Durante o seu relato é possível visualizar que Aline se enquadra nas três atitudes apontadas por Dewey (1959) que favorecem o hábito de pensar de maneira reflexiva: “Espírito aberto – uma atitude, disposição para o novo; De todo coração – estar absolutamente interessado em determinada causa, se jogar de coração à atividade; Responsabilidade – atitude necessária para conquistar as metas”. O educador complementa: “Ser intelectualmente responsável é ter a capacidade de examinar as consequências de um passo projetado” (Dewey, 1959, p. 40).

Em vários momentos de seu relato, Aline deixa clara a presença dessas atitudes tão significativas na construção do pensamento reflexivo. Disposição e mente aberta para considerar novas ideias e quebra de paradigmas se evidenciam no seu relato: “E a forma de pensar diferente também, porque eu entrei muito crua e isso foi me forçando a pensar outras coisas”.

3.1.1.1 Sobre sua prática de estudo

Ao descrever sua prática de estudo, Aline relatou que a primeira coisa que faz é olhar a peça como um todo antes de tocar, observando para onde está caminhando, e depois faz uma leitura da obra no piano.
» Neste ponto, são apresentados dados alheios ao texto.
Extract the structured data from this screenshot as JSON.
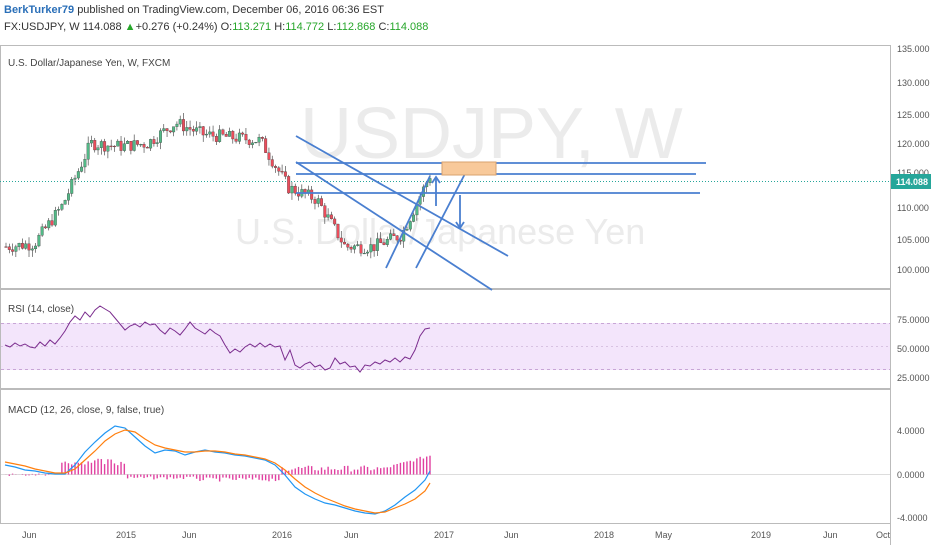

Ela comentou:

No caso da Sonata, tento ler a peça toda, porque aí eu já detecto alguns lugares em que eu vou ter mais dificuldade técnica. Depois dessa leitura total eu tento fragmentar. Estudo nesse dia até onde determinei e depois noutro dia eu pego dessa parte e mais um pouco da peça. Então vou por partes. Se é alguma obra de Bach, eu separo... não dá para juntar (EA, p. 3).

Aline considera a concentração e a percepção daquilo que está realizando no momento do estudo como uma das estratégias de aprendizagem no seu processo e enfatizou:

Quando você para pra estudar você tem que estar muito concentrado e consciente daquilo que você está fazendo, porque se não você perde uma hora do seu estudo fazendo algo mecânico, fazendo por fazer e depois volta e parece que você não resolveu o problema (EA, p. 3).
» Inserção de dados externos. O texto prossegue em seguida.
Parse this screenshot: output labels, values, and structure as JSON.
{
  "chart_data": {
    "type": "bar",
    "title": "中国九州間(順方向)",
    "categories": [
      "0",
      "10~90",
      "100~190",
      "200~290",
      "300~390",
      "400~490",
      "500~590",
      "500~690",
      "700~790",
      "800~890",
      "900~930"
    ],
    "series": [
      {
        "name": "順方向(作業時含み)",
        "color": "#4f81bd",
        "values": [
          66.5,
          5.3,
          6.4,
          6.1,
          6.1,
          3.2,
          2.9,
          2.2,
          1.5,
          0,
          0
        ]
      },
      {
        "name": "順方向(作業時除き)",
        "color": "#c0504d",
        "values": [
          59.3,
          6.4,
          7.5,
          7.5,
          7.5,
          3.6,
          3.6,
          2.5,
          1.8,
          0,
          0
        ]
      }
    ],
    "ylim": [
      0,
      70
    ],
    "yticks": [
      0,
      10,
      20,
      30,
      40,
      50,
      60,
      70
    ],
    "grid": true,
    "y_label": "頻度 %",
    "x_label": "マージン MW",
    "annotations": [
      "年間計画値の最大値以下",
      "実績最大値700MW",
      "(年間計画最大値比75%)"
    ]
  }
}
Dewey (1959) tem em mente que os pensamentos são concentrados, não por serem mantidos em quietação e imobilidade, mas por serem movidos para um objeto. “Concentração não quer dizer fixidez. Significa variedade e mudança de ideias, combinada num movimento uno e constante para uma conclusão” (DEWEY, 1950, p. 55).

Ao relatar a sua prática de estudo, Aline mostrou a sua capacidade de planejamento, que se inicia com a leitura da obra fora do teclado, seguida da leitura no instrumento a fim de detectar os trechos mais difíceis tecnicamente (EA, p. 4). Percebem-se, portanto, pontos determinados durante suas tarefas diárias. Nesse sentido, Dewey estabeleceu alguns valores inseridos no pensamento reflexivo:

O pensamento reflexivo nos torna capazes de dirigir nossas atividades com previsão e de planejar de acordo com fins em vista ou propósitos de que somos conscientes; de agir deliberada e intencionalmente a fim de atingir futuros objetivos ou obter domínio sobre o que está, no momento, distante e ausente (DEWEY, 1959, p. 26).
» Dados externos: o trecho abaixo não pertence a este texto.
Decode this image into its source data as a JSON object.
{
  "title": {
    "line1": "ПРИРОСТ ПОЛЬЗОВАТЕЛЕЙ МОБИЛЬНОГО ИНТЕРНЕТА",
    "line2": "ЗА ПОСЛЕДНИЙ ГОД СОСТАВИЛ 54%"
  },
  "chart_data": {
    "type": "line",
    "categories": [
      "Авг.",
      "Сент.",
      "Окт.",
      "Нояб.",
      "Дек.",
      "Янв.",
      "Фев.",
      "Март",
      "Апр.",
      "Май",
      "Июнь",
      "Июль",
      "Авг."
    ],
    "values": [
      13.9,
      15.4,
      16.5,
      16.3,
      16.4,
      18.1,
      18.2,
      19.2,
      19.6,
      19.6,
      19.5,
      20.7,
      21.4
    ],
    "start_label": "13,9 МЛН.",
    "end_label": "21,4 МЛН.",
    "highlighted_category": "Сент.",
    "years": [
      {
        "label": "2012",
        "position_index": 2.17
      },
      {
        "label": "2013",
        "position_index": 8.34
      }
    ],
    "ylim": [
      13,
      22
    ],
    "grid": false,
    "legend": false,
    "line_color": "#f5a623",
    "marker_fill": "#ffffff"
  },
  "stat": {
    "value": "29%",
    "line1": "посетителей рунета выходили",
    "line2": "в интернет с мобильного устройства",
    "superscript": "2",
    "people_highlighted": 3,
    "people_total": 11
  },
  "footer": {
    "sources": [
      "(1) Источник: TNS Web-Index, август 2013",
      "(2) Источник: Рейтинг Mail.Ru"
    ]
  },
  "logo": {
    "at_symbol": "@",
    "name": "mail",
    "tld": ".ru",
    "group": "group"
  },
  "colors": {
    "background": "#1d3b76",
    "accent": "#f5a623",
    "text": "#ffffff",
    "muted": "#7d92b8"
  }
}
Ela conclui dizendo que tem procurado evitar um tempo muito longo numa determinada peça e detectar as dificuldades com o objetivo de solucioná-las. E acrescenta:

Eu consegui resolver pelo menos essa parte da minha peça. Então, pequenas sessões da peça e um estudo concentrado. Se não tem concentração, faz outra coisa, porque, se eu for tocar essa peça novamente, eu não vou ter subido nenhum degrau (EA, p. 5).

Quando Aline diz “subir um degrau”, está implícita, a meu ver, a sua necessidade de aproveitar o tempo com qualidade, resultando, a cada retomada do estudo, na ressignificação de suas percepções.